Une saga qui s’étend au-delà du cinéma
Alors que l’arrivée de 28 Years Later, prévue le 20 juin 2025, suscite déjà de vives attentes, il semble opportun de revenir sur la franchise qui a redéfini le genre du film d’apocalypse zombie. Si le premier volet, sorti en 2002, avait frappé par sa vision sombre et nerveuse d’un Royaume-Uni ravagé par le « rage virus », la richesse de cet univers ne se limite pas au grand écran. Deux séries de comics — souvent méconnues — complètent habilement la trame narrative entre les films et proposent un éclairage unique sur la propagation du fléau.
L’entre-deux des récits, un espace à explorer
Au sortir de 28 Days Later, le spectateur quittait Jim, Selena et Hannah alors qu’ils entrevoyaient enfin une lueur d’espoir. Mais six mois plus tard, avec 28 Weeks Later, le récit repartait sur une note différente : le Royaume-Uni tentait péniblement de renaître grâce au soutien des alliés américains et européens. Cette transition rapide laisse planer nombre d’interrogations sur ce qui a pu advenir durant cette période charnière.
Pour ceux que cette ellipse interroge, deux œuvres méritent toute leur attention :
- La série de comics écrite par Michael Alan Nelson et illustrée par Declan Shalvey (BOOM! Studios) suit Selena, réfugiée en Norvège mais hantée par son passé. Sollicitée pour guider une équipe journalistique revenue sur place, elle replonge dans les zones sinistrées, offrant aux lecteurs des réponses inédites sur la gestion post-épidémique.
- 28 Days Later: The Aftermath, roman graphique signé Steve Niles, propose quant à lui quatre regards distincts — ni tout à fait victimes ni vraiment survivants — sur les différents stades du désastre : de la genèse du virus à la quarantaine orchestrée par les puissances occidentales.
L’apport décisif des comics pour l’univers étendu
Loin d’être anecdotiques, ces ouvrages enrichissent subtilement la mythologie du « Rage Virus » et donnent corps aux luttes individuelles autant qu’aux stratégies collectives mises en œuvre pour enrayer la pandémie. À travers des récits imbriqués et parfois volontairement ambigus, ils tissent aussi d’éventuels liens inédits entre personnages ou événements secondaires.

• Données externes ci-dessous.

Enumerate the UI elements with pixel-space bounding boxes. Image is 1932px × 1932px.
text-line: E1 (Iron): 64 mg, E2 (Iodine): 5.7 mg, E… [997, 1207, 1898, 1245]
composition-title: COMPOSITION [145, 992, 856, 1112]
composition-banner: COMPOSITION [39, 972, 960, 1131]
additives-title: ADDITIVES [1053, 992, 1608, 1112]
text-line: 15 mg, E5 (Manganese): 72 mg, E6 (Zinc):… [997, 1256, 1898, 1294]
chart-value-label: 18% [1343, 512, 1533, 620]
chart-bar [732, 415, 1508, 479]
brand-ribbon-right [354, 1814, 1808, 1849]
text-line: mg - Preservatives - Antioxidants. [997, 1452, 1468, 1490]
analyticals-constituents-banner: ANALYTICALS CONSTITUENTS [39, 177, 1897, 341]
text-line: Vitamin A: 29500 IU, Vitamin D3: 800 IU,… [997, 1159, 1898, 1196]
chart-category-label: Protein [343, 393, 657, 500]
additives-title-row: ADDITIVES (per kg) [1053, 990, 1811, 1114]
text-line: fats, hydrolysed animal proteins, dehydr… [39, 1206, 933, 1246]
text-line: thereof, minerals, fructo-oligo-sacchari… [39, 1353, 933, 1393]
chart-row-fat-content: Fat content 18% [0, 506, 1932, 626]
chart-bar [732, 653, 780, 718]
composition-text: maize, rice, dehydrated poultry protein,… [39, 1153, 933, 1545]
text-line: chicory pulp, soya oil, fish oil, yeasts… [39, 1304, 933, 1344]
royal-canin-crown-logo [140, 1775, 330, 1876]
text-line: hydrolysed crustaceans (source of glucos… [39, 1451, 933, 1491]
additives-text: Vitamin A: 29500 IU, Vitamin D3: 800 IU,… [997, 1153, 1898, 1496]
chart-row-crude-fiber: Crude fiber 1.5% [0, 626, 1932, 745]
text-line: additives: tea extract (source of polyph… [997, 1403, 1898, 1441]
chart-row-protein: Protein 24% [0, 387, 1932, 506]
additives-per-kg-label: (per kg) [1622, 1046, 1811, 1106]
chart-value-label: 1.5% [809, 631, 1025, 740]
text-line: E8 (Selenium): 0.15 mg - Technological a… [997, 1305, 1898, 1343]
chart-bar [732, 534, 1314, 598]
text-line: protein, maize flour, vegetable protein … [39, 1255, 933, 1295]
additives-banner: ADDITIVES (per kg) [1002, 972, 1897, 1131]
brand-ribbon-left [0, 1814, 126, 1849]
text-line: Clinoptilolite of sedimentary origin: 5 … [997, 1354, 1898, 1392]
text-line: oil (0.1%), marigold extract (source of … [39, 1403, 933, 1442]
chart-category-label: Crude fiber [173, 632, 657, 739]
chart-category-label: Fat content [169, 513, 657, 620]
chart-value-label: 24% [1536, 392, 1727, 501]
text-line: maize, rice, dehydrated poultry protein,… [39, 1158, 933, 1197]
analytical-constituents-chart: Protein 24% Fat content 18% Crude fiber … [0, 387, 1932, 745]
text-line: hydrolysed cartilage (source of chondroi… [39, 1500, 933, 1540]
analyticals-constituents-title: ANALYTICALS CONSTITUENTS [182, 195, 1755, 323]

En définitive, ces lectures complémentaires s’imposent pour quiconque souhaite savourer pleinement les enjeux — humains comme narratifs — de la future trilogie annoncée autour de 28 Years Later. Le genre zombie trouve là une profondeur inattendue ; difficile dès lors d’imaginer une attente plus stimulante pour les fans en quête de frissons… ou simplement d’un peu plus de matière à réflexion avant le grand retour des infectés.